In essence, by playing around with HTML tags and injecting code in various parts of the website, you’re like a detective searching for clues. Your goal is to uncover these weaknesses before anyone with harmful intentions does, helping the website’s creators strengthen their defenses against potential attacks.
Bypass
Developers implement validators and escape mechanisms to protect websites from malicious input. However, attackers often craft specialized payloads to slip through these defenses. These crafted payloads are designed to bypass validators and encoding systems, enabling the injection of harmful HTML code.

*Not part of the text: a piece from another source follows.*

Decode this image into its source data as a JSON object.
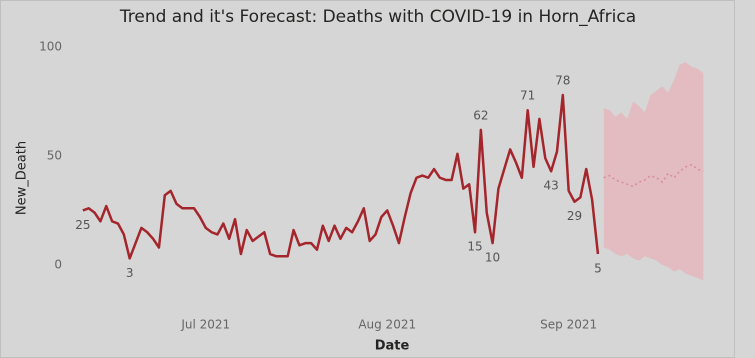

These bypass techniques involve manipulating input fields by inserting deceptive HTML tags or using encoded representations of tags. For instance,
-
Understanding Input Validation: Websites often have forms or input fields where users can submit information. Input validation is the process of checking this information to ensure it’s safe before displaying or processing it. If the validation process is weak or nonexistent, attackers can exploit this vulnerability.
-
Bypassing Filters: Attackers attempt to bypass input filters or validation mechanisms by entering specially crafted strings that evade detection. They might use variations or combinations of HTML tags, special characters, or encoded representations of tags to confuse the validation process.
-
Encoding Techniques: Attackers might use encoding techniques like URL encoding (
%3Cscript%3E
) or character encoding (<script>
) to disguise HTML tags and bypass filters that are looking for specific patterns of code. -
Context-Specific Attacks: Injection attacks can be context-specific. For instance, if a website allows certain HTML tags in comments but not in usernames, an attacker might try injecting malicious code in the allowed comment section to later affect other parts of the website where HTML injections are not expected.
-
Polyglot Injection: This technique involves crafting a string that is both valid in HTML and JavaScript. It aims to bypass filters that are focused on HTML while still executing JavaScript code.
-
Whitespace Manipulation: Injecting code with spaces or newline characters can sometimes confuse filters, allowing malicious code to slip through undetected.